Victorian Premier Jacinta Allan on Thursday.Credit: Con Chronis
On Thursday, she expanded on this, acknowledging that cost of living was an issue that needed addressing.
“Working families are who I’ve come from,” Allan said.
“We are all hearing about how many families are working through those challenges of the consequence if multiple interest rate rises that we’ve been experiencing over the last year or so.
“In terms of policy settings and thinking about the work at hand, that is something that we will be focusing on.”
Cost of living pressures have been identified as a key issue for the new premier.Credit: Dion Georgopoulos
Allan said reforms announced last week to address the housing crisis were a big part of this agenda.
But she said other areas the state government targeted hip pockets was through school programs and public health services.
Last week, then-premier Daniel Andrews hinted that the government could announce a fifth round of its power saving bonus, which provides $250 to households that use the government’s bill comparison website.
In education, the state has continued its school breakfast program and this month extended its school tutor scheme until the end of 2025.
Three government employees, speaking on the condition of anonymity because they were not authorised to discuss the details publicly, told The Age that prior to Andrews departure there had been discussions about delivering new cost-of-living improvements.
The focus, they said was on education because it provided a direct link between government policy and family budgets.
Resolve director Jim Reed said most people were touched by the rising cost of living, making it a no-brainer for politicians to look at.
The pollster said that when his firm had last polled Victorians about their top issue, 46 per cent of them named cost of living or housing costs.
“Basically, it equals all other issues combined,” Reed said. “It has been that way for about five months.”

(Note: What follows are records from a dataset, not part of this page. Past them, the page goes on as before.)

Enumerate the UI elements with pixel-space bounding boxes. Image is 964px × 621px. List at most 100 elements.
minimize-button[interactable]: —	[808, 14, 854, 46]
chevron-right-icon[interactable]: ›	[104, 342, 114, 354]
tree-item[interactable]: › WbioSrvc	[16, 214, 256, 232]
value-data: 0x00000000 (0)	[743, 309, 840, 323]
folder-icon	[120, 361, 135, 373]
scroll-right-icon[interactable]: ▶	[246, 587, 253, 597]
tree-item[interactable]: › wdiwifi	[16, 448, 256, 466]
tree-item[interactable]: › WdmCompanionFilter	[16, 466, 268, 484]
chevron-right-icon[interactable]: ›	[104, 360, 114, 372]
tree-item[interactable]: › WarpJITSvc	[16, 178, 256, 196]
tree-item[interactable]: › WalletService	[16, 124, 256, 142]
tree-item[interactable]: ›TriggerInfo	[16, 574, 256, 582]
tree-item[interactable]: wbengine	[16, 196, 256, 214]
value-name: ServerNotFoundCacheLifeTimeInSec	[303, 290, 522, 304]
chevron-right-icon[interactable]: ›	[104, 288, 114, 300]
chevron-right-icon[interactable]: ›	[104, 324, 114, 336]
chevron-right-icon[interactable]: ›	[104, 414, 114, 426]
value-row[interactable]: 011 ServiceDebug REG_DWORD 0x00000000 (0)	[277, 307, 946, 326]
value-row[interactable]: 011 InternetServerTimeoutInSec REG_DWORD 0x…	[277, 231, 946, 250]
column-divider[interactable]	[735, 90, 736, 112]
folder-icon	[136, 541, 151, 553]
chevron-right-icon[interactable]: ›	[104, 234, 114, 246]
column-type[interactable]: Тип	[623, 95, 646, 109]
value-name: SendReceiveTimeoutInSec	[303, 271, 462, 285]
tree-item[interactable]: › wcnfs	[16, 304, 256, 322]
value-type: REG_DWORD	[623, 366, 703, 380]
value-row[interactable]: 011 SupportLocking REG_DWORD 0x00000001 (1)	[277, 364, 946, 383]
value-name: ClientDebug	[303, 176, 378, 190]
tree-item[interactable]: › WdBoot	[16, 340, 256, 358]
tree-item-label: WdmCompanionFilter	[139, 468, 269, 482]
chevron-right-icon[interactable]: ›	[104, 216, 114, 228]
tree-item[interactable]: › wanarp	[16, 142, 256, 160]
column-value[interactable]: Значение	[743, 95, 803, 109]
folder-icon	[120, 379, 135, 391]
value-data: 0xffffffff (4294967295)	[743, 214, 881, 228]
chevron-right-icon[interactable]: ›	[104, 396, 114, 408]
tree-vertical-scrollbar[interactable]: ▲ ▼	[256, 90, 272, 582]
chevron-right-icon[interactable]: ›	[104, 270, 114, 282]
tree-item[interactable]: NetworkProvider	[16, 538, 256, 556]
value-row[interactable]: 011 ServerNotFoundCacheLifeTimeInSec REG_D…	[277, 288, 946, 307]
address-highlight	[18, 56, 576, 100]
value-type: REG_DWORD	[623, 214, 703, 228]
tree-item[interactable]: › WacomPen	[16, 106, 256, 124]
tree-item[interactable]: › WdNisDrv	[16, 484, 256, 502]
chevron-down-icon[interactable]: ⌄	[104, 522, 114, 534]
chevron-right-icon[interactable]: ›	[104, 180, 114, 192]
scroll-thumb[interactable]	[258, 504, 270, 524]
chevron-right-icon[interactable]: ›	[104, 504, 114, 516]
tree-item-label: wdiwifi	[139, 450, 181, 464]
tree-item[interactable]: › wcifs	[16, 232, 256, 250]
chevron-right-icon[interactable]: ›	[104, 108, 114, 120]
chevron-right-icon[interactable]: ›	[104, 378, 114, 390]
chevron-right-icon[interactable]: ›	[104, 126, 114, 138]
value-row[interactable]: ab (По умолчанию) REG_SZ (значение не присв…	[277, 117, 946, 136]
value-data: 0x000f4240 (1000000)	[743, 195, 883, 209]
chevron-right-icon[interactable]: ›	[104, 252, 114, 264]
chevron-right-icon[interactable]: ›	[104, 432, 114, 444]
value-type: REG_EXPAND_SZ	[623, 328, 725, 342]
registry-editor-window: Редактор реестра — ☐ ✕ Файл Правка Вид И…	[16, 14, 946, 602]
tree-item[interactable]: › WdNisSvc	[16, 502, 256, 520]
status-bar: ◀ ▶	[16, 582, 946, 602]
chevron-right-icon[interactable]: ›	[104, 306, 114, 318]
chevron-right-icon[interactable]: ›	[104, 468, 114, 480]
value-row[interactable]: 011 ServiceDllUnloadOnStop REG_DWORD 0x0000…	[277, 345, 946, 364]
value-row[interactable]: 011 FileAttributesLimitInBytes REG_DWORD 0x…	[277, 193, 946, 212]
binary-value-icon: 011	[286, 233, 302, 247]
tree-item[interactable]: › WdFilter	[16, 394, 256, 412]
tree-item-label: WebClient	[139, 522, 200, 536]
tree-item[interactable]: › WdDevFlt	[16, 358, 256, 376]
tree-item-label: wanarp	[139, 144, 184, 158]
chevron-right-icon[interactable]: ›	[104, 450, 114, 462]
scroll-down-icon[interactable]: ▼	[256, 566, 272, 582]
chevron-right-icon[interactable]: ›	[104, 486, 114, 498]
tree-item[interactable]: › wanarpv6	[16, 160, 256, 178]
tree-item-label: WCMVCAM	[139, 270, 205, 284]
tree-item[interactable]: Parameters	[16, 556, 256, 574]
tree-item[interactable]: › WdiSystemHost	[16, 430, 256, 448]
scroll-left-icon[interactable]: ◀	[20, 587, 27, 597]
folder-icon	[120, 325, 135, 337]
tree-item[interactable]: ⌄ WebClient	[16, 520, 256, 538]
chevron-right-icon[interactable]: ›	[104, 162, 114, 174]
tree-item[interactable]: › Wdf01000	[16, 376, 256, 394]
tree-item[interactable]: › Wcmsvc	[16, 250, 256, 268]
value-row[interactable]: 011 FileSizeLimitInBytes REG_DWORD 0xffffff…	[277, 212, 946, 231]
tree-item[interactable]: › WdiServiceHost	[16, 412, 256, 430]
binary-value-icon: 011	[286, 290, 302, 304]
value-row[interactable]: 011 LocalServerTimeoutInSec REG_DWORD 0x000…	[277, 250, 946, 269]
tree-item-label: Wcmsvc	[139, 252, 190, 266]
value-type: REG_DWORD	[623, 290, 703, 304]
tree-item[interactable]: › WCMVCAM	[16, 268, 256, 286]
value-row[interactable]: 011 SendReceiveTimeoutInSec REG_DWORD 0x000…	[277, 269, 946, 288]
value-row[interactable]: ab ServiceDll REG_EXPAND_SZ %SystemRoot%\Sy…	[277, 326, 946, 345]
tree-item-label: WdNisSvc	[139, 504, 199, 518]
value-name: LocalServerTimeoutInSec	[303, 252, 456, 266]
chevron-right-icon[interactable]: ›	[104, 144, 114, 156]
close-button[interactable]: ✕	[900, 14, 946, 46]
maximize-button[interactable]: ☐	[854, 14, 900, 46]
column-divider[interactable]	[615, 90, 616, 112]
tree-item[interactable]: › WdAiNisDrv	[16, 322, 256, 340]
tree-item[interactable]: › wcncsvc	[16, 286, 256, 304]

Allan emerges from the Labor caucus meeting after being elected Victoria’s new premier.Credit: Jason South
But Reed cautioned that the public wanted to see governments address the problem carefully; prioritising spending, cutting waste and inefficiencies, rather than simply throwing their taxes at the problem.
“People are being frugal with their own pay packets, careful with their own bank balances, and they expect governments do the same,” he said.

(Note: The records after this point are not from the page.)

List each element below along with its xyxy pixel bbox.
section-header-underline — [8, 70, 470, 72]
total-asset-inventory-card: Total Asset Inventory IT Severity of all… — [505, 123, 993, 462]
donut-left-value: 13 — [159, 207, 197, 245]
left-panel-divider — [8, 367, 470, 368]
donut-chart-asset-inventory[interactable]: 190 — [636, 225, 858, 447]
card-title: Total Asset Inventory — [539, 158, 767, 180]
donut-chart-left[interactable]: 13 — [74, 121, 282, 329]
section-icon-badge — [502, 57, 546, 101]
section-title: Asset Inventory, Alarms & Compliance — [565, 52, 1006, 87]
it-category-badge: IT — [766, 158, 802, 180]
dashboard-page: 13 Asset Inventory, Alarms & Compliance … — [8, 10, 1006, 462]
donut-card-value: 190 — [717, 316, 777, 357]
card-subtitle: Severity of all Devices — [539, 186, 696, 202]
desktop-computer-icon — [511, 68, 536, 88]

Allan also rejected calls to shelve or scrap the $34.5 billion Suburban Rail Loop and said Victorians had voted for the project twice by electing Labor in 2018 and 2022.
“We are committed to this project because of the transformation it is going to bring to Melbourne’s rail system that in turn is all about helping people get better access to jobs, to services and education opportunities,” she said.
Allan said she would be briefed by her department in the coming days and would not outline other policy priorities until after this process had been completed.
When asked whether any policies would come under review, Allan said she intended to deliver commitments from 2022 election.
“In coming weeks and months, as we swear in a new cabinet and continue to consult with colleagues and the Victorian community, there will be the opportunity to further build on that program,” she said.
“The approach that I will take will be built on that consultation with colleagues and the community that has been a hallmark of every one of 24 years that I’ve been a proud member of parliament.”
Opposition Leader John Pesutto called on Allan to release more information on the Suburban Rail Loop and whether it provided value for money.
“We want the new premier to show that she’s different to the previous premier, and that she will open those books,” he said.
“Yesterday was an opportunity for real change … Today sadly we’re not going to get that.”